These restaurants are new to Miami Spice this year. Where should we start?
Miami Spice returns for a 16th year of marathon dining with dozens of restaurants participating for the first time.
We’ve picked five new spots you should try on this dine-a-palooza.
Kiki on the River
The Miami River’s most buzzed-about new restaurant embraces Miami Spice with a dinner-only menu that highlights their unique approach to modern Greek classics. Kiki’s chef, Steve Rhee, island hops in this fixed-price menu with dishes such as the Dakos salad (made with grated tomato, torn barley bread, garlic, olive oil, feta cheese, Greek oregano) and the grilled halloumi cheese platter, with white balsamic marinated grape tomato, grilled zucchini, eggplant, onions, topped with basil, parsley, and olive oil. Another tier of “hot apps” includes grilled octopus and shrimp saganaki.
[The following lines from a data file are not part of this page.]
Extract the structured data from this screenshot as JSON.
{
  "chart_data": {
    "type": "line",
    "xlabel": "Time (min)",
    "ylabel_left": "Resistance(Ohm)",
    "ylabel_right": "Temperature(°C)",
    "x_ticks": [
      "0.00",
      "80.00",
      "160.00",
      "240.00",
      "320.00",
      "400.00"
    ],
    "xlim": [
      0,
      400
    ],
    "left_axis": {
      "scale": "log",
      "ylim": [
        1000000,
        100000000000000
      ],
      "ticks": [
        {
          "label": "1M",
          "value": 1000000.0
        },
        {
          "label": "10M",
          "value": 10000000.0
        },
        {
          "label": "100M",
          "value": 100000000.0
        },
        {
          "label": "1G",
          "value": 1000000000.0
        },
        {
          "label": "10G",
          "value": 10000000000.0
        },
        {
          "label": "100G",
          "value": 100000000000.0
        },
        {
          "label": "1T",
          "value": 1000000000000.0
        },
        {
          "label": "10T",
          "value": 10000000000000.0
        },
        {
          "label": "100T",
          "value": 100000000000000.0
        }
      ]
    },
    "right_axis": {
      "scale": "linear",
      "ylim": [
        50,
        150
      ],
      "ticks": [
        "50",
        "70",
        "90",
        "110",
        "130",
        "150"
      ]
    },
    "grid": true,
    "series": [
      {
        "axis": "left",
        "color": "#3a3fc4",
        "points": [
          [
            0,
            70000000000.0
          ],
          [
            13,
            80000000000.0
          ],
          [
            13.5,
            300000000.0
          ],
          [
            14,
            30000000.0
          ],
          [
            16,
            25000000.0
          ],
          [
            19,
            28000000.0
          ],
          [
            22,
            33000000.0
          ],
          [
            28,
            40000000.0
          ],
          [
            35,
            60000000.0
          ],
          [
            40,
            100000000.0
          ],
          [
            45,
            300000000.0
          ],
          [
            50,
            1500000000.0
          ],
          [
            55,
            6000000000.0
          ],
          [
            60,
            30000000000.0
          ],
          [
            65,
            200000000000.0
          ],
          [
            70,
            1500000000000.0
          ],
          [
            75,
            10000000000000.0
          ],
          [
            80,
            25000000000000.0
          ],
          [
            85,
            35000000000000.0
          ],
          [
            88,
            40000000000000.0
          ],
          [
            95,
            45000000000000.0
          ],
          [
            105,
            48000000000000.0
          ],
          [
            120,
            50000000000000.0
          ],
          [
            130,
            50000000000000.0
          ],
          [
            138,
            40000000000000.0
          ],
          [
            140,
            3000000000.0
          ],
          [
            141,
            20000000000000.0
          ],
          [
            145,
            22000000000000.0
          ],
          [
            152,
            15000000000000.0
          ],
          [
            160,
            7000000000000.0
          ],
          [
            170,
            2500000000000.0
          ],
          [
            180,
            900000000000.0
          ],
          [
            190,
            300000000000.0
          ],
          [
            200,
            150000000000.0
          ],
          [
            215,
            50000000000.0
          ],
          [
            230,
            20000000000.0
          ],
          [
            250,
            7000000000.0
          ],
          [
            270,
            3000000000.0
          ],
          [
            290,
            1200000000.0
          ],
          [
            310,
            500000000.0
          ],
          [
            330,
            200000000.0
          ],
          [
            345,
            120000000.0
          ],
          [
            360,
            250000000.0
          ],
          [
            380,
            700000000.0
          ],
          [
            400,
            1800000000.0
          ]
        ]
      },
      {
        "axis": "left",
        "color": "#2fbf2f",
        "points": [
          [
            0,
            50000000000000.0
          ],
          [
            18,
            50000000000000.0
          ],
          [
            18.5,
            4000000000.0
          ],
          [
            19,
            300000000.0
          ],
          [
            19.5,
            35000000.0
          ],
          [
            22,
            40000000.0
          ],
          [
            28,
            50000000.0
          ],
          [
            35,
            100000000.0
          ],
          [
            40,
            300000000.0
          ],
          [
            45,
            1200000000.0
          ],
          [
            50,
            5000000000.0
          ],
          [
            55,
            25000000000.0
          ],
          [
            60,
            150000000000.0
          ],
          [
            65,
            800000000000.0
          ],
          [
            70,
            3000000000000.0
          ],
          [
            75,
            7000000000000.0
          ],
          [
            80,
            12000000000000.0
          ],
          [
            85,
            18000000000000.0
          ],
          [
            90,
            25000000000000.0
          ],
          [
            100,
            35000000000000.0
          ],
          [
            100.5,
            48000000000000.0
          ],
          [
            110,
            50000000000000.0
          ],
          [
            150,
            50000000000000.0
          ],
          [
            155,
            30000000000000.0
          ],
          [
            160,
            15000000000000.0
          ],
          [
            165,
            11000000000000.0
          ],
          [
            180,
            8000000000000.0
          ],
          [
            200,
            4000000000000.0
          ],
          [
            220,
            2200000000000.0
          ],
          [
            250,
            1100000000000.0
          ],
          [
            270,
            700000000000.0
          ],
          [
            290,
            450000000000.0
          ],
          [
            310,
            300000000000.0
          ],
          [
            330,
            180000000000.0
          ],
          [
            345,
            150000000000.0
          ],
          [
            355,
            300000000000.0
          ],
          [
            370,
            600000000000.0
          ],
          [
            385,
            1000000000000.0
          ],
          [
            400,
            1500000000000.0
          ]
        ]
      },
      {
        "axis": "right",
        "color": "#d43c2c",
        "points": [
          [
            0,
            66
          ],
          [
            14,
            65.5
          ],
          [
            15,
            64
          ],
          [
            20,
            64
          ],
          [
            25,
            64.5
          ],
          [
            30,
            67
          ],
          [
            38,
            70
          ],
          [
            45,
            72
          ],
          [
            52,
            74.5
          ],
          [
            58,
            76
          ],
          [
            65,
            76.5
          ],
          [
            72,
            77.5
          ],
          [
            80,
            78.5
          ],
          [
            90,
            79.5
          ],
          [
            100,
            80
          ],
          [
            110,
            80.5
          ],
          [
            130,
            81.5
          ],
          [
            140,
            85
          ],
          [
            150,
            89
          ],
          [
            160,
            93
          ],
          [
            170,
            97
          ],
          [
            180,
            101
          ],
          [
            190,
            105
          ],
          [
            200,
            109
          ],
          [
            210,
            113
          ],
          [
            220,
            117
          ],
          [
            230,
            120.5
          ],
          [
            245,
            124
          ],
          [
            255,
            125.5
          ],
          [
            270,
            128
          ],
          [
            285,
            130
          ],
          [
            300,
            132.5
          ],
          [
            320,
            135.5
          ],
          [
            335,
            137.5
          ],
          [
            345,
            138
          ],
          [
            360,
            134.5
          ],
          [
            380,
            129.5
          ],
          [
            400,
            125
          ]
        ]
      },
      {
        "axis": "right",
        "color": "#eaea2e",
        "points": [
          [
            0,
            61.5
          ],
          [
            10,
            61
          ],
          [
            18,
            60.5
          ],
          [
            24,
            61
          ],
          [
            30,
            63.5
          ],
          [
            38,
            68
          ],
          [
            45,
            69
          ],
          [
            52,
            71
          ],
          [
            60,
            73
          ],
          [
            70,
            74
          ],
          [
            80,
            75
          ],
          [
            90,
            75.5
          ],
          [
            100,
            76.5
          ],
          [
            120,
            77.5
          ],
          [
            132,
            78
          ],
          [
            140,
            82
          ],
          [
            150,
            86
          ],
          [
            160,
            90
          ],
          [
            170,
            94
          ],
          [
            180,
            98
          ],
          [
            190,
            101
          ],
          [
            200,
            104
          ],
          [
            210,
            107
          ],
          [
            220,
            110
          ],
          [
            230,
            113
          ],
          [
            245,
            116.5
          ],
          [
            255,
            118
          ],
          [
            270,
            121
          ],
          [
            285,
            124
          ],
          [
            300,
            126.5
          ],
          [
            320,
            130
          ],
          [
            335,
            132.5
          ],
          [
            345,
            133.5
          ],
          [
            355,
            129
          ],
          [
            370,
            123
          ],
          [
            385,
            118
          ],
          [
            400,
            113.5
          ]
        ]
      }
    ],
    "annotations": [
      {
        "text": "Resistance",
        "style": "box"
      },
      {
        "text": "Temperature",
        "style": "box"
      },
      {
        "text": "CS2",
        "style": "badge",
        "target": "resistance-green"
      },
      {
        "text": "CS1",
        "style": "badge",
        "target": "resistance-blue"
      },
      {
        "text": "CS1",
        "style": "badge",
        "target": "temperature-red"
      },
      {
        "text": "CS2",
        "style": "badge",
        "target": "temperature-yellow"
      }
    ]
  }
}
Mains include pan-seared scallops and lamb T-bone served with bacon, and herbed roasted purple potato. Ending things on a sweet note won’t be hard with traditional baklava, assorted gelato or a fresh fruit platter.
Matador Room
The Miami Beach Edition’s swanky restaurant debuts on Spice with a combination of the restaurant’s most-loved dishes. They include the sweet pea guacamole, arroz con pollo, and the pizza with mushroom, three cheeses, garlic-parsely oil and a farm egg. And don’t forget the tres leches cake.
Bird & Bone
Chef Richard Hales dives right in for Bird & Bone’s first year participating in Miami Spice. With both lunch and dinner menus offered, there’s a variety of home-cooked favorites such as the Florida Cheddar & Chive Biscuits or black-eyed pea soup and Chef Hales’ Hot Chicken Sandwich or Cubano Grilled Cheese. For dessert go for the Fried Apple Hand Pies.
Bazaar Mar
The seafood fantasyland from José Andrés is usually a pricey night out so rejoice that some of the best dishes are being offered, such as his California Funnel Cake, a seaweed funnel cake with avocado, blue crab, tobiko, mayo, and cucumber. There’s also Neptune’s Pillow, a sashimi of spicy tuna, air breads, spicy rocoto mayo, sea lettuce powder. And for mains, there the Po Boy Jose: fried baby squid, pelayo, steamed brioche bun, alioli. Round out the options with the grilled branzino from the Cantabrian Sea in Spain.
Upland
Celebrated chef Justin Smillie and renowned restaurateur Stephen Starr introduced Upland to Miami Beach last fall and it was an immediate hit. But given the restaurant’s pricey dishes this participation in Spice is a blessed event. Start off with lemon, olive oil, yuzu kosho) or the Little Gem salad and then move on to dishes of bucatini cacio e pepe (Pecorino Romano, black pepper) or Creekstone Farms skirt steak with romesco and bunching onions.